Protecting The Great Lakes: UWM Receives $10 Million For Research Vessel

Nov 6, 2019

An anonymous donor has pledged $10 million to help fund a new research vessel for UW-Milwaukee's School of Freshwater Sciences.

University officials said Wednesday it will be the most advanced research vessel on the Great Lakes, and the first designed specifically to conduct sophisticated research within the basin.

UWM purchased a used Army T-Boat in 1970. It was transformed into the school's first research vessel, the Neeskay.
Credit UW-Milwaukee

The vessel will replace the Neeskay, an Army T-boat the university bought and converted nearly 50 years ago.

UWM Chancellor Mark Mone says the vessel, which will be called Maggi Sue, will dramatically advance scientific understanding of the Great Lakes.

"More than 40 million people rely on the Great Lakes for clean drinking water, and this vessel will help us address our most pressing problems," he said in a press release.

The project comes with a $20 million price-tag — $15 million to construct the vessel and $5 million to sustain its operation. 

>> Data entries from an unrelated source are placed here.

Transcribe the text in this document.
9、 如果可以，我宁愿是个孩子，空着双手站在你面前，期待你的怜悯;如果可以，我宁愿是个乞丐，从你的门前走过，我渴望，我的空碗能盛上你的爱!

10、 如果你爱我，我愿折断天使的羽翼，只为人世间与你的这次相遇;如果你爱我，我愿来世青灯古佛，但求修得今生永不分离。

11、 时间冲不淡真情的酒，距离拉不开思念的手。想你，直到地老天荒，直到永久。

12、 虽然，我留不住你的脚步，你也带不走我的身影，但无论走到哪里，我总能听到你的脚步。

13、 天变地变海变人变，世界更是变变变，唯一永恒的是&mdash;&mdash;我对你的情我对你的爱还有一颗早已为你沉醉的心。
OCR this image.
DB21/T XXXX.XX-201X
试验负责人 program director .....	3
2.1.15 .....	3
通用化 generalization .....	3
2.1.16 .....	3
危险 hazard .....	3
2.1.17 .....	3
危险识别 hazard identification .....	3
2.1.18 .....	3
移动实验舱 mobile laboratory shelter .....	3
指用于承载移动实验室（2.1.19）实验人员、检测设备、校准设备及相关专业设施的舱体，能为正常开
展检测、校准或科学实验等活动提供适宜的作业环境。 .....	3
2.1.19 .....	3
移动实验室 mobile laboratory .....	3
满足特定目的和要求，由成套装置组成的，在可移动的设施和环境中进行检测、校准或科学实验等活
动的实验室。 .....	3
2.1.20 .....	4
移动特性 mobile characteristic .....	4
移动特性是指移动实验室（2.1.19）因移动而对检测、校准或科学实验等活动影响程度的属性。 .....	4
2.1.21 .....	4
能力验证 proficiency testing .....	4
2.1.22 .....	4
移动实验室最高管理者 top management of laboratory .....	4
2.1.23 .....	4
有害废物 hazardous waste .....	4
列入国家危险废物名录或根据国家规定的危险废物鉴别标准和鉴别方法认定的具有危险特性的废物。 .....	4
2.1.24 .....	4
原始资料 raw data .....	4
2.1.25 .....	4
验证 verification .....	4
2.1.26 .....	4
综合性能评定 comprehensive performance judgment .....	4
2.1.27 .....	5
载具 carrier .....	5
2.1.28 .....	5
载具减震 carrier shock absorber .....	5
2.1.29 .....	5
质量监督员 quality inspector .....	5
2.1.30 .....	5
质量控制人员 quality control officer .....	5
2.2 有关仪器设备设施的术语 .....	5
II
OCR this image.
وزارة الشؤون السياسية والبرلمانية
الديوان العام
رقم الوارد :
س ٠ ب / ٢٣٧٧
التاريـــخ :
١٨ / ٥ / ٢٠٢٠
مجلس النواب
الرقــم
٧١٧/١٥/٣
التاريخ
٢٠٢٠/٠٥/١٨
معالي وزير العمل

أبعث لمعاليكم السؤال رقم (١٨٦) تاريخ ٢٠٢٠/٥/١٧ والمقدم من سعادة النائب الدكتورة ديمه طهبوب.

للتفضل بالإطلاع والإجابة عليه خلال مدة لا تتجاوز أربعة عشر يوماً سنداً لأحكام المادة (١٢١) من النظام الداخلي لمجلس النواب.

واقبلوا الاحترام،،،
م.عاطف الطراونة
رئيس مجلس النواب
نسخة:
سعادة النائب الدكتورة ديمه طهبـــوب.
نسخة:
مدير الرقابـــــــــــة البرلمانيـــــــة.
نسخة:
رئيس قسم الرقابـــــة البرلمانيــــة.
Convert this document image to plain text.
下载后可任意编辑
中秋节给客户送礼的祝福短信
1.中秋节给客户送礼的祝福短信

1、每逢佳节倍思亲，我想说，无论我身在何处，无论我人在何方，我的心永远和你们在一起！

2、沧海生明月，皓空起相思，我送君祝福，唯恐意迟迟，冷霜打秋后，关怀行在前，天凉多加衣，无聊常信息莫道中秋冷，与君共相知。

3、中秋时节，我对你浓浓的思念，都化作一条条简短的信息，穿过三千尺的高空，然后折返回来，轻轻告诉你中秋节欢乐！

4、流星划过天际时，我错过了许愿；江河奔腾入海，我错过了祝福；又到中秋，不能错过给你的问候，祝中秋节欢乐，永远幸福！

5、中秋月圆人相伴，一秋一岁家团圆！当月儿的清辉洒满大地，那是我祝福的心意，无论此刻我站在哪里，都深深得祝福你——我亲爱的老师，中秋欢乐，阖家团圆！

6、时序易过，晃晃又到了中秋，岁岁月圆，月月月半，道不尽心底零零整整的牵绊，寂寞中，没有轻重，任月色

It costs $15 million to construct the vessel and $5 million to keep it operating.
Credit UW-Milwaukee

The vessel will feature:

  • sensors that'll collect real-time data.
  • interchangeable lab pods that can be switched out depending on scientists' needs.
  • a dynamic positioning system that allows the vessel to stay in one place despite the current, wind and waves.
  • onboard labs enabling experiments on the water.
  • classrooms for university students and K-12 students.
  • sleeping accommodations for up to 18 people, allowing scientists and crew to gather continuous readings without needing to return to shore.

The Maggi Sue will also enhance a recently launched UWM-lead pilot project. The Freshwater Collaborative of Wisconsin brings UW System campuses together to advance research and education.

"The Maggi Sue will give us the means to gain a clear and up-close picture of the challenges facing the Great Lakes and help us go further in generating solutions to these problems," says Val Klump, dean of the School of Freshwater Sciences.